Аэлис, побледнев и прикусив губу, протянула к нему руки, и Робер вложил в них свои, прижатые ладонью к ладони.
— Спасением души клянусь, что, когда ты пришлешь это кольцо, ни стены, ни рвы и ни оковы, ни камень и ни железо не помешают мне прийти на твой зов, Аэлис, моя подруга, даже если я буду знать, что рядом с тобой меня ждет смерть…
— Ты знаешь, как называется то, что ты сейчас сделал? — спросила Аэлис дрогнувшим голосом.

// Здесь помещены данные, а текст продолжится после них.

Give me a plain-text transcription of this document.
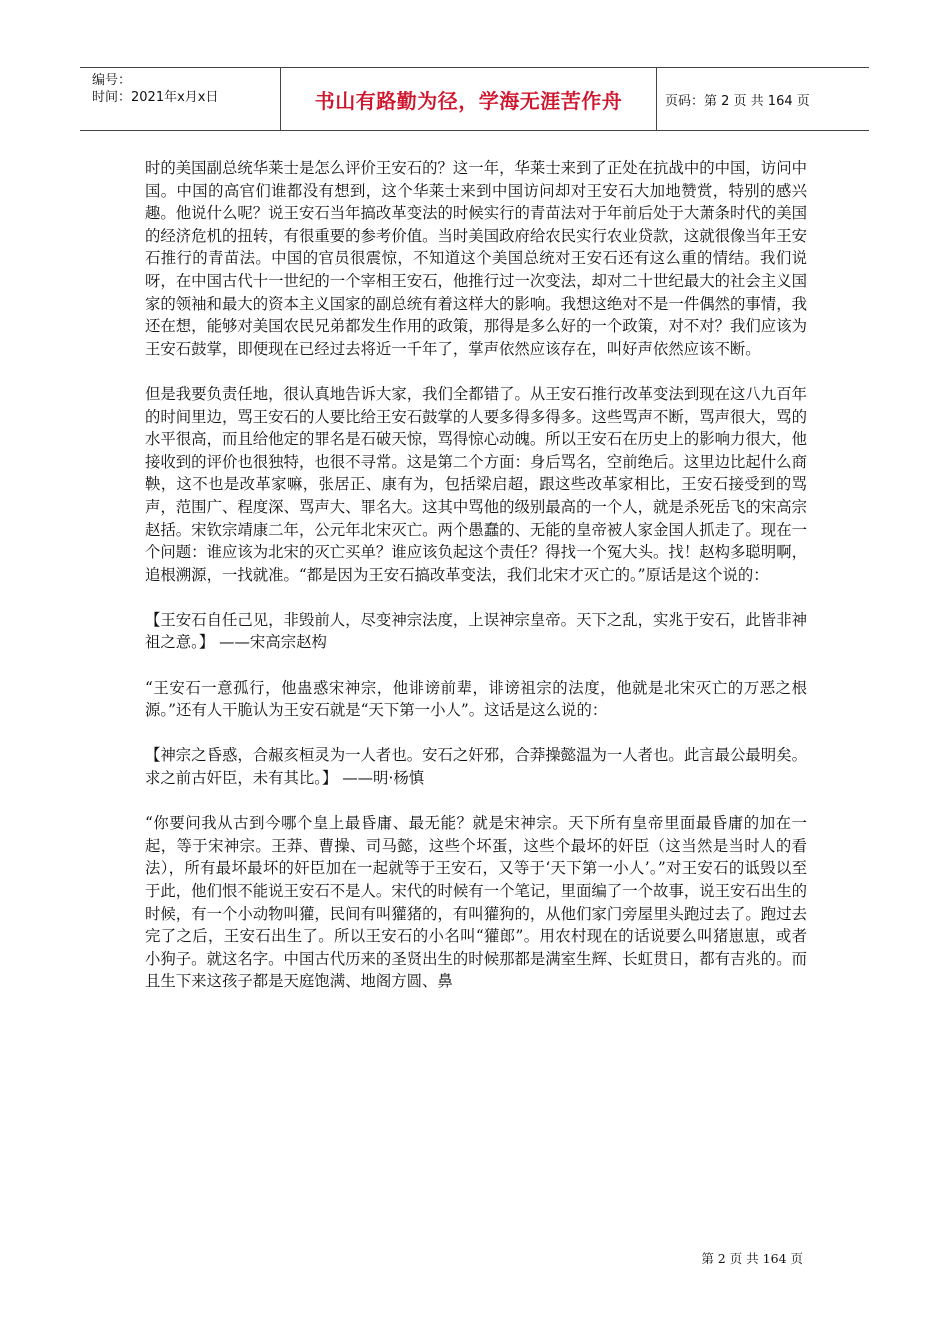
编号：
时间：2021年x月x日	书山有路勤为径，学海无涯苦作舟	页码：第 2 页 共 164 页

时的美国副总统华莱士是怎么评价王安石的？这一年，华莱士来到了正处在抗战中的中国，访问中国。中国的高官们谁都没有想到，这个华莱士来到中国访问却对王安石大加地赞赏，特别的感兴趣。他说什么呢？说王安石当年搞改革变法的时候实行的青苗法对于年前后处于大萧条时代的美国的经济危机的扭转，有很重要的参考价值。当时美国政府给农民实行农业贷款，这就很像当年王安石推行的青苗法。中国的官员很震惊，不知道这个美国总统对王安石还有这么重的情结。我们说呀，在中国古代十一世纪的一个宰相王安石，他推行过一次变法，却对二十世纪最大的社会主义国家的领袖和最大的资本主义国家的副总统有着这样大的影响。我想这绝对不是一件偶然的事情，我还在想，能够对美国农民兄弟都发生作用的政策，那得是多么好的一个政策，对不对？我们应该为王安石鼓掌，即便现在已经过去将近一千年了，掌声依然应该存在，叫好声依然应该不断。

但是我要负责任地，很认真地告诉大家，我们全都错了。从王安石推行改革变法到现在这八九百年的时间里边，骂王安石的人要比给王安石鼓掌的人要多得多得多。这些骂声不断，骂声很大，骂的水平很高，而且给他定的罪名是石破天惊，骂得惊心动魄。所以王安石在历史上的影响力很大，他接收到的评价也很独特，也很不寻常。这是第二个方面：身后骂名，空前绝后。这里边比起什么商鞅，这不也是改革家嘛，张居正、康有为，包括梁启超，跟这些改革家相比，王安石接受到的骂声，范围广、程度深、骂声大、罪名大。这其中骂他的级别最高的一个人，就是杀死岳飞的宋高宗赵括。宋钦宗靖康二年，公元年北宋灭亡。两个愚蠢的、无能的皇帝被人家金国人抓走了。现在一个问题：谁应该为北宋的灭亡买单？谁应该负起这个责任？得找一个冤大头。找！赵构多聪明啊，追根溯源，一找就准。“都是因为王安石搞改革变法，我们北宋才灭亡的。”原话是这个说的：

【王安石自任己见，非毁前人，尽变神宗法度，上误神宗皇帝。天下之乱，实兆于安石，此皆非神祖之意。】 ——宋高宗赵构

“王安石一意孤行，他蛊惑宋神宗，他诽谤前辈，诽谤祖宗的法度，他就是北宋灭亡的万恶之根源。”还有人干脆认为王安石就是“天下第一小人”。这话是这么说的：

【神宗之昏惑，合赧亥桓灵为一人者也。安石之奸邪，合莽操懿温为一人者也。此言最公最明矣。求之前古奸臣，未有其比。】 ——明·杨慎

“你要问我从古到今哪个皇上最昏庸、最无能？就是宋神宗。天下所有皇帝里面最昏庸的加在一起，等于宋神宗。王莽、曹操、司马懿，这些个坏蛋，这些个最坏的奸臣（这当然是当时人的看法），所有最坏最坏的奸臣加在一起就等于王安石，又等于‘天下第一小人’。”对王安石的诋毁以至于此，他们恨不能说王安石不是人。宋代的时候有一个笔记，里面编了一个故事，说王安石出生的时候，有一个小动物叫獾，民间有叫獾猪的，有叫獾狗的，从他们家门旁屋里头跑过去了。跑过去完了之后，王安石出生了。所以王安石的小名叫“獾郎”。用农村现在的话说要么叫猪崽崽，或者小狗子。就这名字。中国古代历来的圣贤出生的时候那都是满室生辉、长虹贯日，都有吉兆的。而且生下来这孩子都是天庭饱满、地阁方圆、鼻

第 2 页 共 164 页
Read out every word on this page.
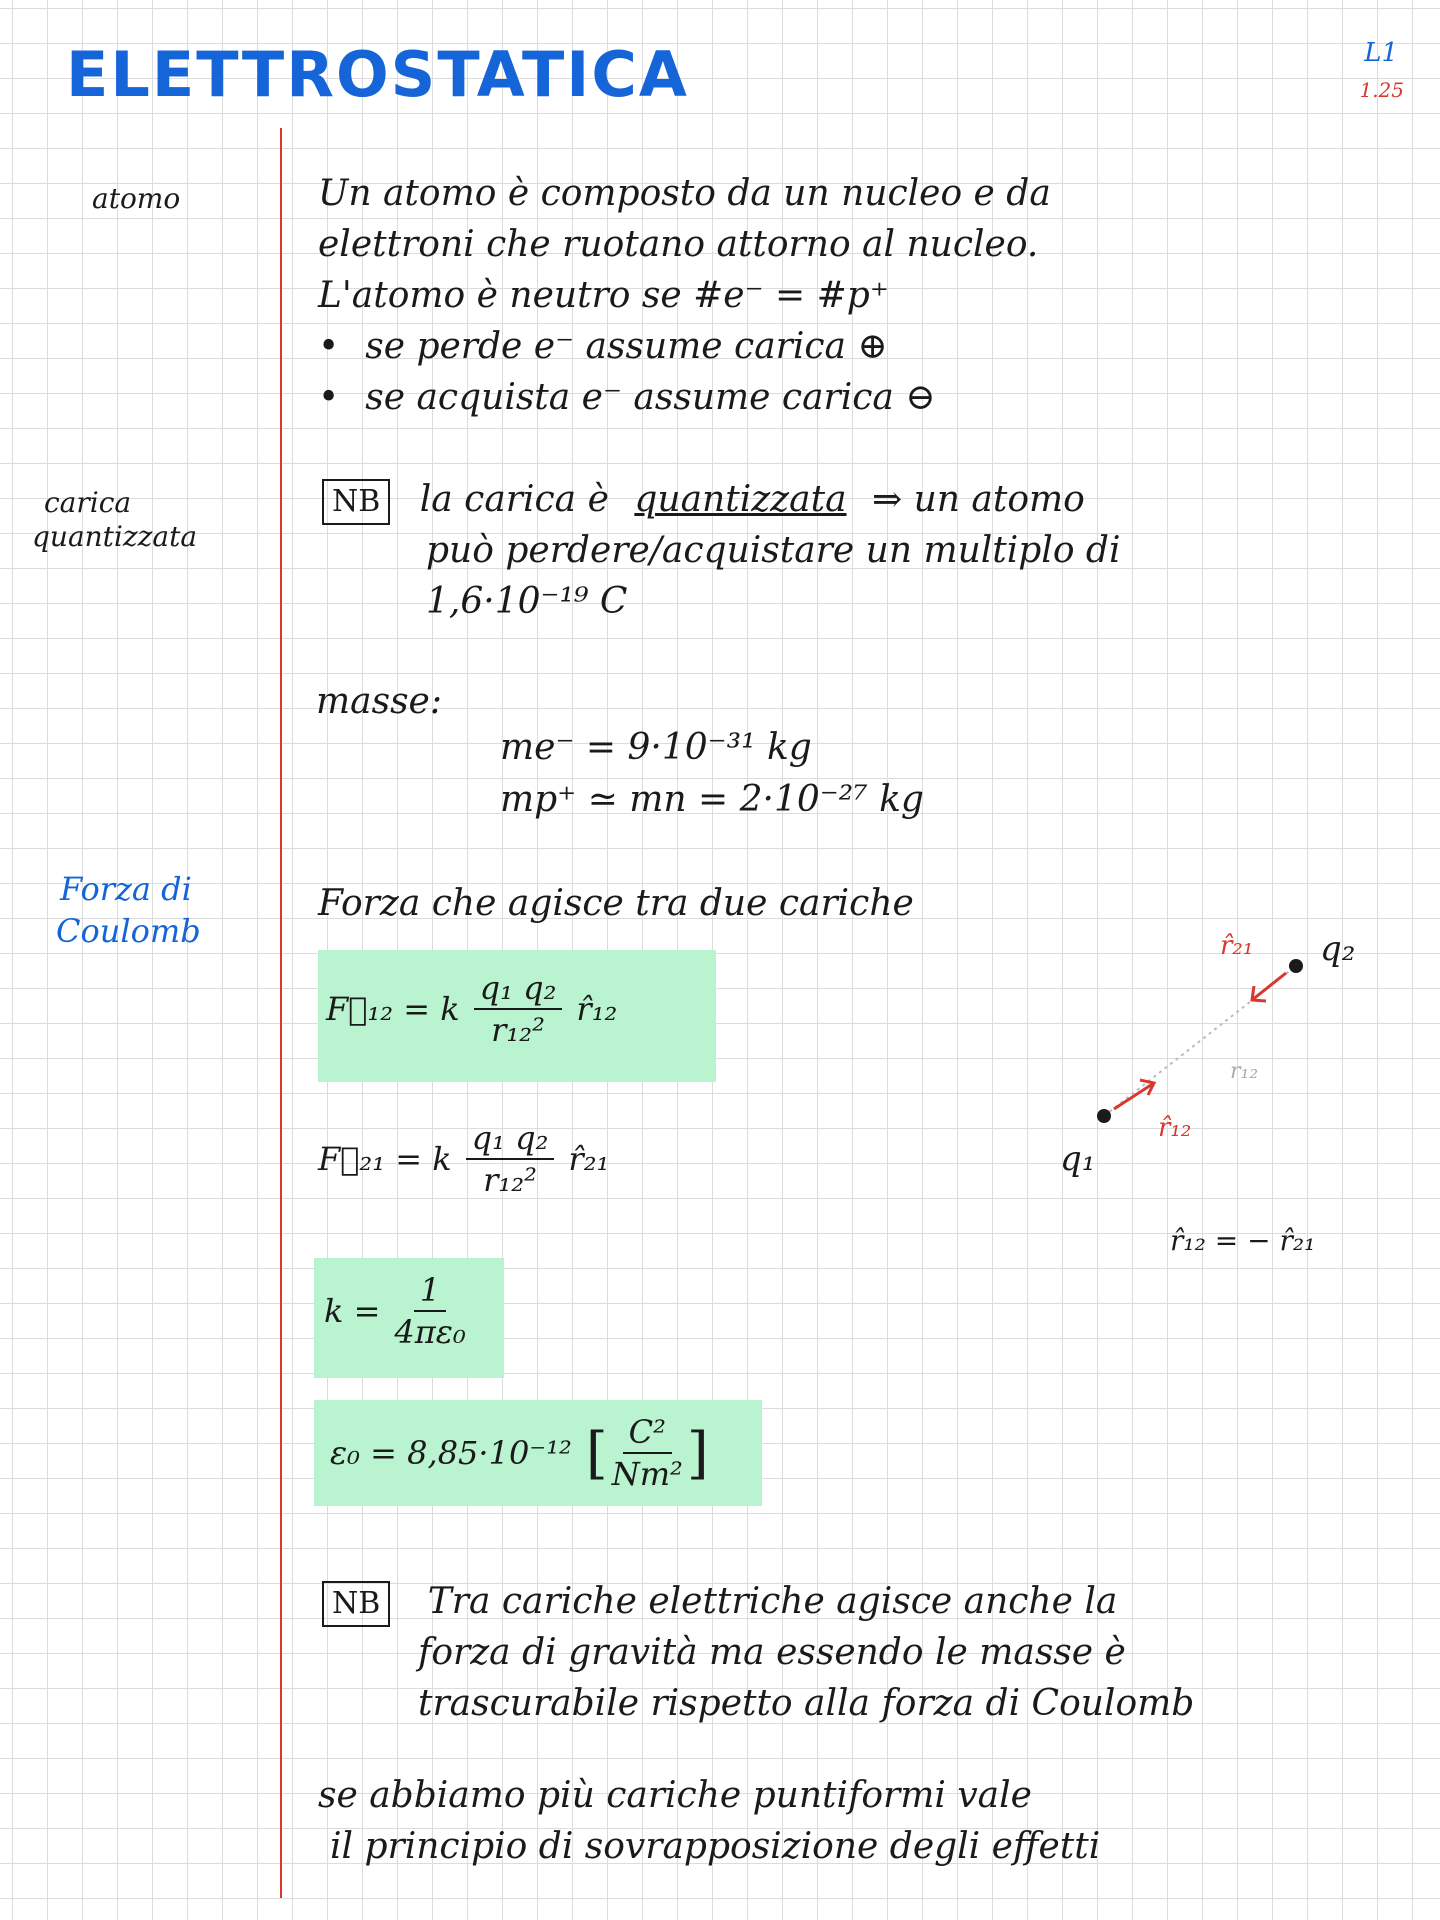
ELETTROSTATICA	L1
1.25
atomo
carica
quantizzata
Forza di
Coulomb
Un atomo è composto da un nucleo e da
elettroni che ruotano attorno al nucleo.
L'atomo è neutro se #e⁻ = #p⁺
• se perde e⁻ assume carica ⊕
• se acquista e⁻ assume carica ⊖
NB la carica è quantizzata ⇒ un atomo
può perdere/acquistare un multiplo di
1,6·10⁻¹⁹ C
masse:
me⁻ = 9·10⁻³¹ kg
mp⁺ ≃ mn = 2·10⁻²⁷ kg
Forza che agisce tra due cariche
F⃗₁₂ = k $\frac{\text{q₁ q₂}}{\text{r₁₂²}}$ r̂₁₂
F⃗₂₁ = k $\frac{\text{q₁ q₂}}{\text{r₁₂²}}$ r̂₂₁
$k = \frac{1}{\text{4πε₀}}$
ε₀ = 8,85·10⁻¹² [ $\frac{\text{C²}}{\text{Nm²}}$ ]
q₁
q₂
r̂₂₁
r̂₁₂
r₁₂
r̂₁₂ = − r̂₂₁
NB Tra cariche elettriche agisce anche la
forza di gravità ma essendo le masse è
trascurabile rispetto alla forza di Coulomb
se abbiamo più cariche puntiformi vale
il principio di sovrapposizione degli effetti
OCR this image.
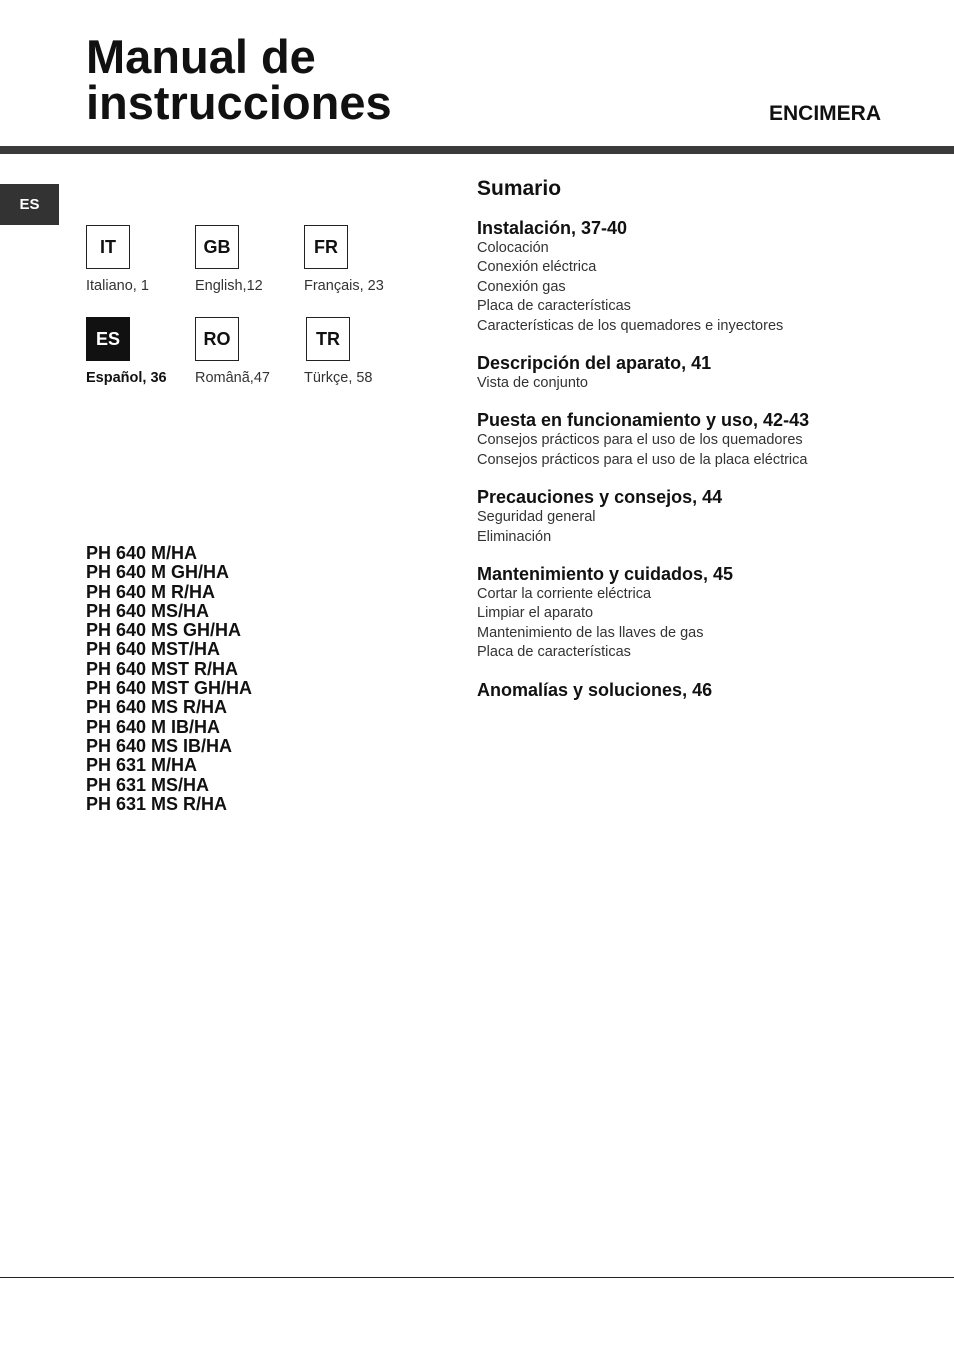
Manual de
instrucciones	ENCIMERA
ES
IT
Italiano, 1
GB
English,12
FR
Français, 23
ES
Español, 36
RO
Românã,47
TR
Türkçe, 58
PH 640 M/HA
PH 640 M GH/HA
PH 640 M R/HA
PH 640 MS/HA
PH 640 MS GH/HA
PH 640 MST/HA
PH 640 MST R/HA
PH 640 MST GH/HA
PH 640 MS R/HA
PH 640 M IB/HA
PH 640 MS IB/HA
PH 631 M/HA
PH 631 MS/HA
PH 631 MS R/HA
Sumario
Instalación, 37-40
Colocación
Conexión eléctrica
Conexión gas
Placa de características
Características de los quemadores e inyectores
Descripción del aparato, 41
Vista de conjunto
Puesta en funcionamiento y uso, 42-43
Consejos prácticos para el uso de los quemadores
Consejos prácticos para el uso de la placa eléctrica
Precauciones y consejos, 44
Seguridad general
Eliminación
Mantenimiento y cuidados, 45
Cortar la corriente eléctrica
Limpiar el aparato
Mantenimiento de las llaves de gas
Placa de características
Anomalías y soluciones, 46
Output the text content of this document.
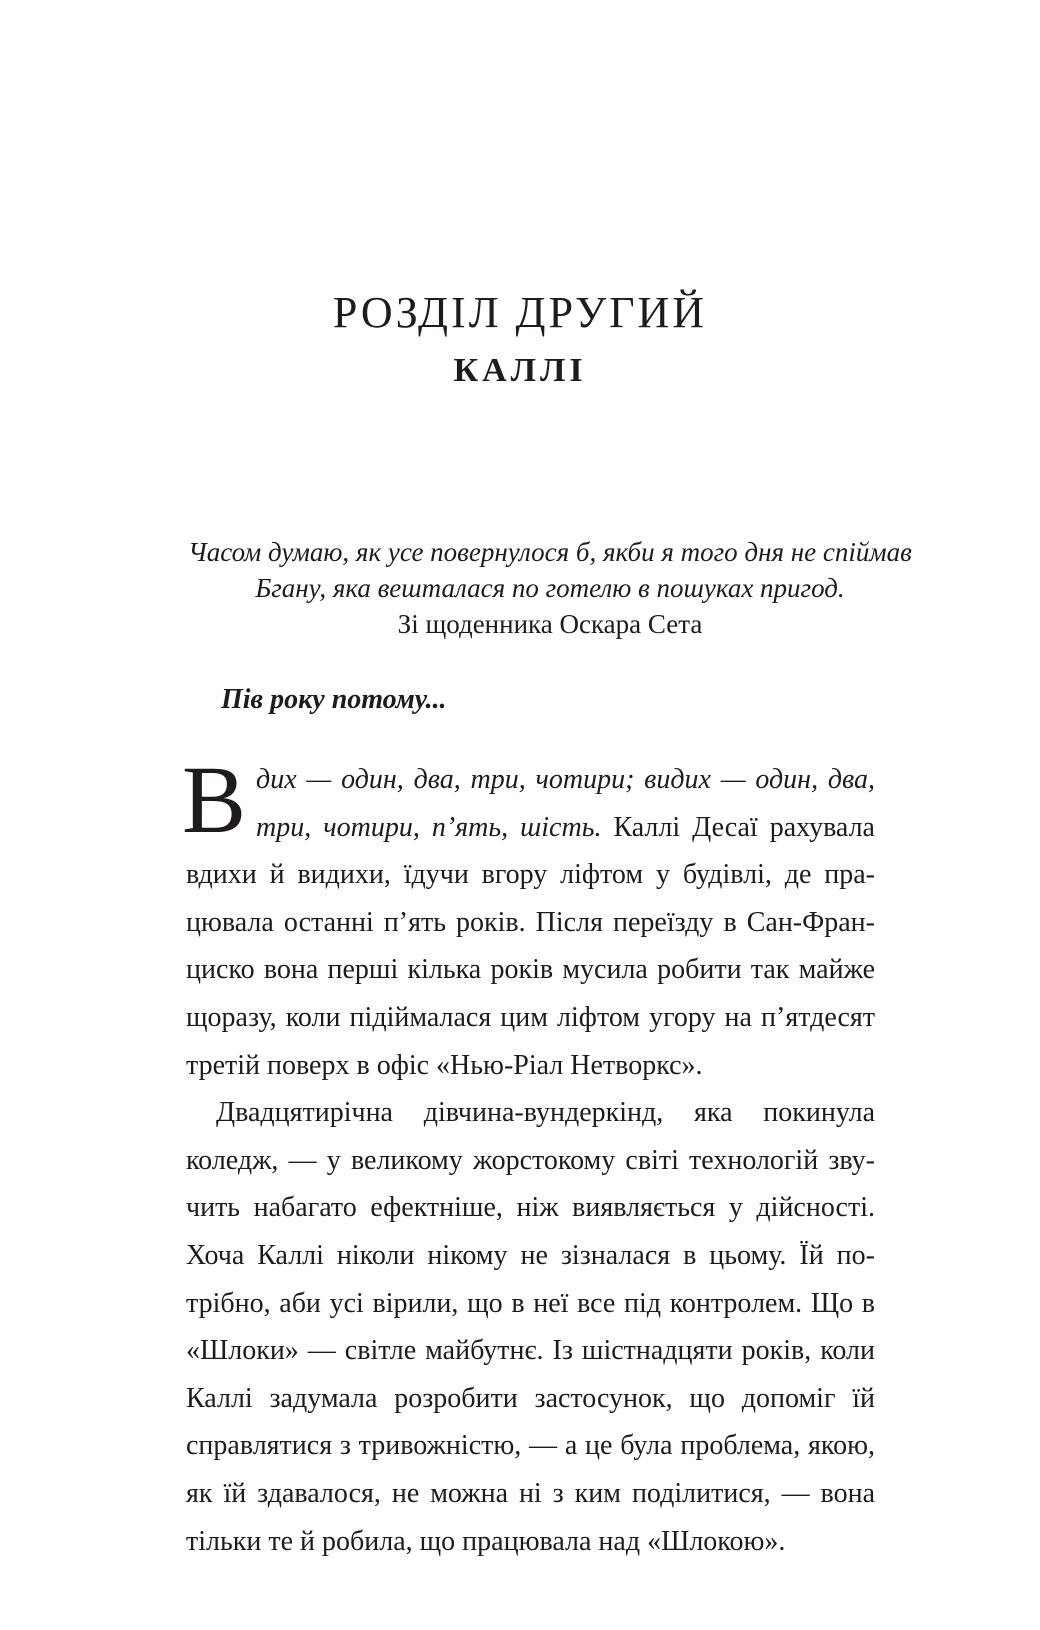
РОЗДІЛ ДРУГИЙ
КАЛЛІ
Часом думаю, як усе повернулося б, якби я того дня не спіймав Бгану, яка вешталася по готелю в пошуках пригод.
Зі щоденника Оскара Сета
Пів року потому...

Вдих — один, два, три, чотири; видих — один, два, три, чотири, п’ять, шість. Каллі Десаї рахувала вдихи й видихи, їдучи вгору ліфтом у будівлі, де працювала останні п’ять років. Після переїзду в Сан-Франциско вона перші кілька років мусила робити так майже щоразу, коли підіймалася цим ліфтом угору на п’ятдесят третій поверх в офіс «Нью-Ріал Нетворкс».

Двадцятирічна дівчина-вундеркінд, яка покинула коледж, — у великому жорстокому світі технологій звучить набагато ефектніше, ніж виявляється у дійсності. Хоча Каллі ніколи нікому не зізналася в цьому. Їй потрібно, аби усі вірили, що в неї все під контролем. Що в «Шлоки» — світле майбутнє. Із шістнадцяти років, коли Каллі задумала розробити застосунок, що допоміг їй справлятися з тривожністю, — а це була проблема, якою, як їй здавалося, не можна ні з ким поділитися, — вона тільки те й робила, що працювала над «Шлокою».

— Да, это омаж, — ответил он. — Симон объяснял мне. — Так вассал приносит клятву своему сюзерену.
— Но, Робер…
— Я знаю, у меня нет золотых шпор. Но я люблю тебя и буду любить крепко и вечно, пока бьется сердце.
— Пойдем, Робер, уже поздно, — едва выговорила Аэлис.
Проводив ее до хижины Ле Боссю, он медленно возвращался домой, весь захваченный своими мыслями; шел, ничего не замечая вокруг, рассеянно отвечая на приветствия односельчан. Отец Морель, поджидавший у растворенной двери, окликнул его, и он вздрогнул, словно его разбудили.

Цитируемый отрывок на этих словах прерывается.